According to the complaint, these abuses include unlawfully forcing commercial health plans to include in their networks all of AAH’s “overpriced facilities” even if they would rather include only some (illegal tying), and aggressively blocking commercial health plans from directing their members to higher value care at non-AAH facilities (illegal anti-tiering).

According to the Plaintiffs, (i) AAH is the largest hospital system in Wisconsin and the dominant hospital system in Eastern Wisconsin; (ii) AAH built its substantial market power through acquisitions, aggressive contracting and negotiating, and other anticompetitive tactics; and (iii) AAH’s market power is manifested in its ownership of specific “must-have” facilities, its ownership of specialty facilities, its overall market share, and its ability to control prices.

The complaint alleges that AAH has gone to “extraordinary lengths” to suppress innovative insurance products such as tiered plans that would reduce costs for commercial health plans and their members. It also alleges that AAH has used a combination of acquisitions, referral restraints, noncompetes and “gag” clauses to suppress competition from other health care providers and expand its monopoly over acute inpatient hospital services into other separate markets where it has less market share thereby enabling it to charge supra-competitive prices.

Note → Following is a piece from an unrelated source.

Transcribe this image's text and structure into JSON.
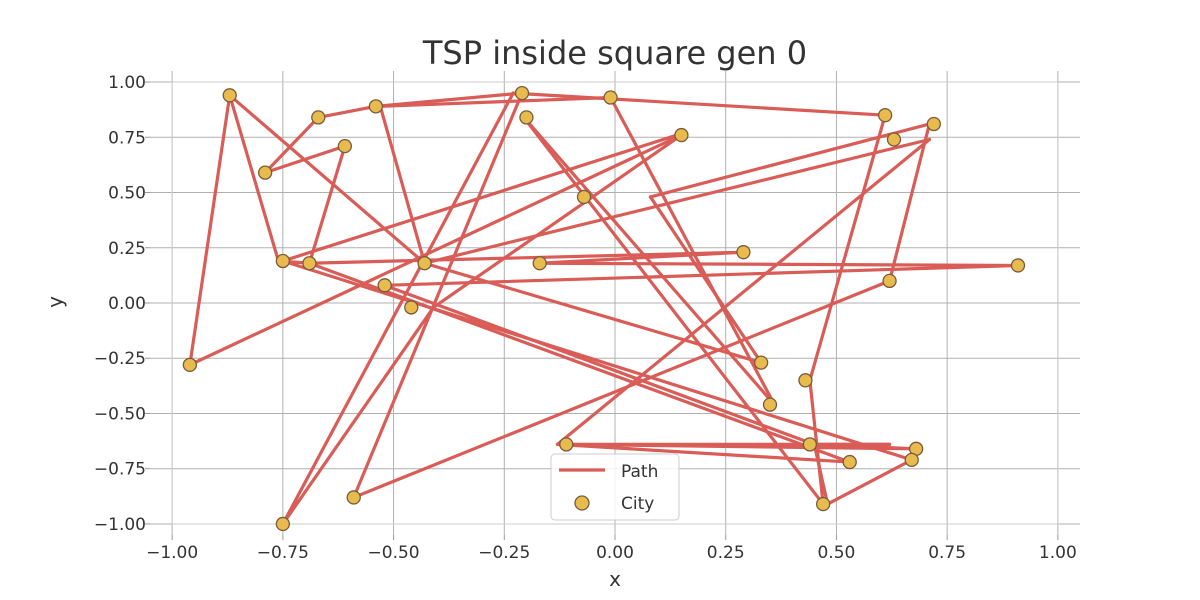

The Plaintiffs assert that the supra-competitive prices AAH extracts from Wisconsin commercial health plans are in turn passed on to their members in the form of higher premium payments, and members directly pay AAH higher deductible, copay, and coinsurance amounts, resulting in rising health care costs.

AAH filed an answer to the complaint on March 21  in which it, among other things, denied that there has been any violation of federal or state antitrust laws and asserted affirmative defenses.

Next up:  Part II discussing the public inquiry recently opened up by the Agencies, along with some state initiatives, and the continuing constitutional challenges to the FTC’s enforcement authority.

[1] The hypothetical monopolist test asks whether a hypothetical monopolist of a proposed geographic market likely could impose a small but significant, non-transitory increase in price, generally defined to mean at least five percent.